FUNDING FOR ALTERNATIVE EDUCATION PROGRAMS
Based upon the findings of a 1999 study by the Commission on Youth and the Virginia Department of Education (House Joint Resolution 242), a $17 million budget amendment to support alternative education statewide was presented to the 2000 Session of the General Assembly. Only a small portion, $400,000, of the approximately $17 million requested was appropriated in the first year for a grant program providing alternative education in the elementary schools. The need for additional support of alternative education remains and the findings made in the 1999 House Joint Resolution 242 study continue to be appropriate.

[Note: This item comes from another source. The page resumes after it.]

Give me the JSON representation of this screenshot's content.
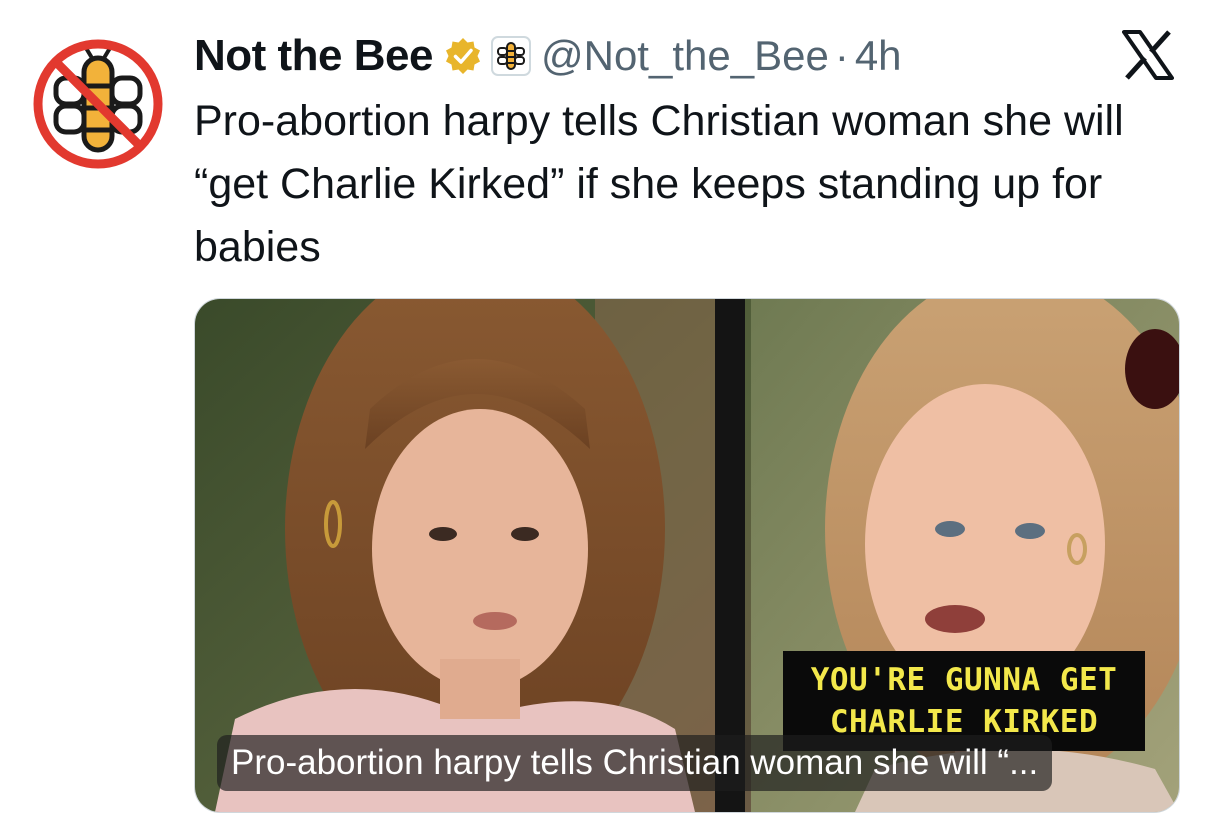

• The Commission on Youth should submit a budget amendment based upon the findings made in the 1999 House Joint Resolution 242 study which would enable existing alternative education programs to address unmet needs.
PREPARATION OF ALTERNATIVE EDUCATION TEACHERS:
Teachers in alternative education settings benefit from pre-service or in-service training that focuses on skills needed to manage and instruct at-risk youth and exceed those necessary to teach a particular subject matter.
• The Virginia Department of Education should support and explore the development of undergraduate and graduate-level programs, not for certification or licensure, but similar to those at George Mason University, which offer professional education courses with an emphasis in alternative education.
• The Virginia Department of Education should support and encourage the availability of in-service training courses, which address the specific needs and concerns of alternative education teachers.
USE OF TECHNOLOGY FOR INSTRUCTION IN ALTERNATIVE EDUCATION PROGRAMS:
Two issues drive the following recommendation. The first is the need for an alternative method of instruction for students, who, due to security and safety concerns, are felt to be inappropriate for a classroom setting. The second is the need to provide instruction in the most cost-effective manner to students who have been long-term suspended or expelled.
• The Virginia Department of Education should explore the development of a statewide curriculum using interactive educational software, which meets Standards of Learning requirements.